I am more worried about over length. A case neck that is too long will pinch the bullet in the throat, and I did have over pressure cases because the cases were too long. This happened when I first started reloading, and a Sears cernier caliper was $70.00!. That is like $240 dollars in todays' money. A dial caliper was over $100. To read the vernier, I had to use a magnifying glass, and it took too much time for impatient me.
vernier scale from Wiki
So I decided that it was un necessary to trim once fired cases, out of the fallacious idea that new meant they would not grow on first firing. It turns out, new cases are always over length on first resizing. Opps!
Take a look at this gauge, which is cut using a SAAMI minimum chamber reamer. Can you see the black gap between case mouth and the throat?. That is the clearance between the case mouth and the throat, so in this example, I have a lot of clearance between the case mouth and throat, and the likely hood of the mouth being pinched in the throat, is very, very small.
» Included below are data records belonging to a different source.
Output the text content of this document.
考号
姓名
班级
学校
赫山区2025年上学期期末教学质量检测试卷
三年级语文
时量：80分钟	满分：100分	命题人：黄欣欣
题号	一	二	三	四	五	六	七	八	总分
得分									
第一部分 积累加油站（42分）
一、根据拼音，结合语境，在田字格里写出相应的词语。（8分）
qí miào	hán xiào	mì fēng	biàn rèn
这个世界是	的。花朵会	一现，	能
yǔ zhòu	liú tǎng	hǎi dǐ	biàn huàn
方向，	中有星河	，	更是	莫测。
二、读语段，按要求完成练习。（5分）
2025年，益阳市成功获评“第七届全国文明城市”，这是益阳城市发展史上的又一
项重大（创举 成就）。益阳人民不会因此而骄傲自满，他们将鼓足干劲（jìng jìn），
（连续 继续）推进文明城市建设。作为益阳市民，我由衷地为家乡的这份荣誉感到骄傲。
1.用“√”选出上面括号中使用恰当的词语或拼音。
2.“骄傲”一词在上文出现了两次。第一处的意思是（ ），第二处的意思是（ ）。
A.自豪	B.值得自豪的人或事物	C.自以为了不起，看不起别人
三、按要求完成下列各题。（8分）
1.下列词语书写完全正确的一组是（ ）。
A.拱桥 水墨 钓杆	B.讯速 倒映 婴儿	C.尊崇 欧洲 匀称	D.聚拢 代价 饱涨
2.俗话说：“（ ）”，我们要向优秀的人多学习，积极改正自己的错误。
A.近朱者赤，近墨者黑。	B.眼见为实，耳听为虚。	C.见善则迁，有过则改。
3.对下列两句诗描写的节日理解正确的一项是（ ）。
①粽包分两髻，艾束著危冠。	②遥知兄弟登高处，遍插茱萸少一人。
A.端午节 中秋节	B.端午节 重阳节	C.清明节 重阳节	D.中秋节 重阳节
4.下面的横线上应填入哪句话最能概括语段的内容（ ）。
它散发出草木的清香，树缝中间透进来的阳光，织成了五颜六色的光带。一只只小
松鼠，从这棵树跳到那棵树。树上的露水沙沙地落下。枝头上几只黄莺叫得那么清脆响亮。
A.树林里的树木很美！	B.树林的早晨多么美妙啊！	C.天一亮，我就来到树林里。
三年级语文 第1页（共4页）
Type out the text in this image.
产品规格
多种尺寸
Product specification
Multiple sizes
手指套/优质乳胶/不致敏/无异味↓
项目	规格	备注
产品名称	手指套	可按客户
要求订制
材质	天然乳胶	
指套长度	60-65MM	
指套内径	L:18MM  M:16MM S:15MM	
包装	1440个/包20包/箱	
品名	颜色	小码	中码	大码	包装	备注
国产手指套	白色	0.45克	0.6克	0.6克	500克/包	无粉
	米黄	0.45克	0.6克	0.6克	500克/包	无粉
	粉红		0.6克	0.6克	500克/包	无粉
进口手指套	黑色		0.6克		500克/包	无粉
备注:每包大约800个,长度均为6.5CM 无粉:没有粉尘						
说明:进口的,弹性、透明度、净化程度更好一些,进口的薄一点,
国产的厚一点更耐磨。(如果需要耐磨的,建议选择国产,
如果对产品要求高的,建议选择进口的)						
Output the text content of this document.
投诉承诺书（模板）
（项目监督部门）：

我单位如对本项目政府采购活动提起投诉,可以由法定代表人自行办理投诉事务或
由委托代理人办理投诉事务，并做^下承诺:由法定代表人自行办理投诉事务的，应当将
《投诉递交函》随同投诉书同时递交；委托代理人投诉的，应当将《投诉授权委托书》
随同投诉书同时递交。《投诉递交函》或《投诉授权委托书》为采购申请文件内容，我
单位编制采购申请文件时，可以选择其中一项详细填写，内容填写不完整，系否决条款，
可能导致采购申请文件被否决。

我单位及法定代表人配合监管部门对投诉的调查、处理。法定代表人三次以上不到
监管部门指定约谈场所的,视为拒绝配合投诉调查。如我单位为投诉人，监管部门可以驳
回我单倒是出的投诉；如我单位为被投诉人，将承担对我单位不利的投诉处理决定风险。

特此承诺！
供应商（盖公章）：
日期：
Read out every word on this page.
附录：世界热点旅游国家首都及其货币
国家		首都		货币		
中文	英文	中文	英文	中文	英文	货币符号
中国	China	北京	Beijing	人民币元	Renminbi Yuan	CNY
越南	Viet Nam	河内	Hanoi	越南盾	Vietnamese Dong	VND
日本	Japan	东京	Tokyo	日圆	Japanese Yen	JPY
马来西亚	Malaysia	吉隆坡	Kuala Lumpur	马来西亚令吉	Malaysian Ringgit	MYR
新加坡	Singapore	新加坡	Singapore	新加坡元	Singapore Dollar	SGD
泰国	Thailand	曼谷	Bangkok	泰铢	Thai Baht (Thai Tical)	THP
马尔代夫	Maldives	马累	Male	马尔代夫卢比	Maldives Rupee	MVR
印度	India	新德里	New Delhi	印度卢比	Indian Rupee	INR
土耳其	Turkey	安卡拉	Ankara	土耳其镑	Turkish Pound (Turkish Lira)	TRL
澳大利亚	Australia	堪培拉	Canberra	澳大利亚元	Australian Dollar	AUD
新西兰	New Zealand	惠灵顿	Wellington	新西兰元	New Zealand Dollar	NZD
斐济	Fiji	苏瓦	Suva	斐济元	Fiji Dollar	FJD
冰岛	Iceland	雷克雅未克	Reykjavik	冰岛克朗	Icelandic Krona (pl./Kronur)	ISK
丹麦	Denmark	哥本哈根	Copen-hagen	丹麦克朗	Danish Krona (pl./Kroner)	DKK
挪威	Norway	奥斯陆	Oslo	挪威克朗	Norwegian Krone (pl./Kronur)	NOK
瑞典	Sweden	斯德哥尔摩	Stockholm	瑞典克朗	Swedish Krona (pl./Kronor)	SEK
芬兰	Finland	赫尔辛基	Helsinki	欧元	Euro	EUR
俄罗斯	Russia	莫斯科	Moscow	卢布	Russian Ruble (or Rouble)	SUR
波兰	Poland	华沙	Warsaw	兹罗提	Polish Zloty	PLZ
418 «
Having shot ammunition like this all way out to 600 yards, and having good groups that hold the ten ring at 300 yards, and mostly at 600 yards, I am not concerned about any theoretical accuracy deterioration. The wind blows me more around at distance than case length OAL.
this was a good load
Just fill your wheel barrow with all those bench rest reloading techniques you read on the web, and dump them on the composite heap. It is far more important to make safe, reliable ammunition that feeds and extracts every firing. And, you will find out, if the barrel, bullet, and bedding are good, the ammunition will shoot pretty good.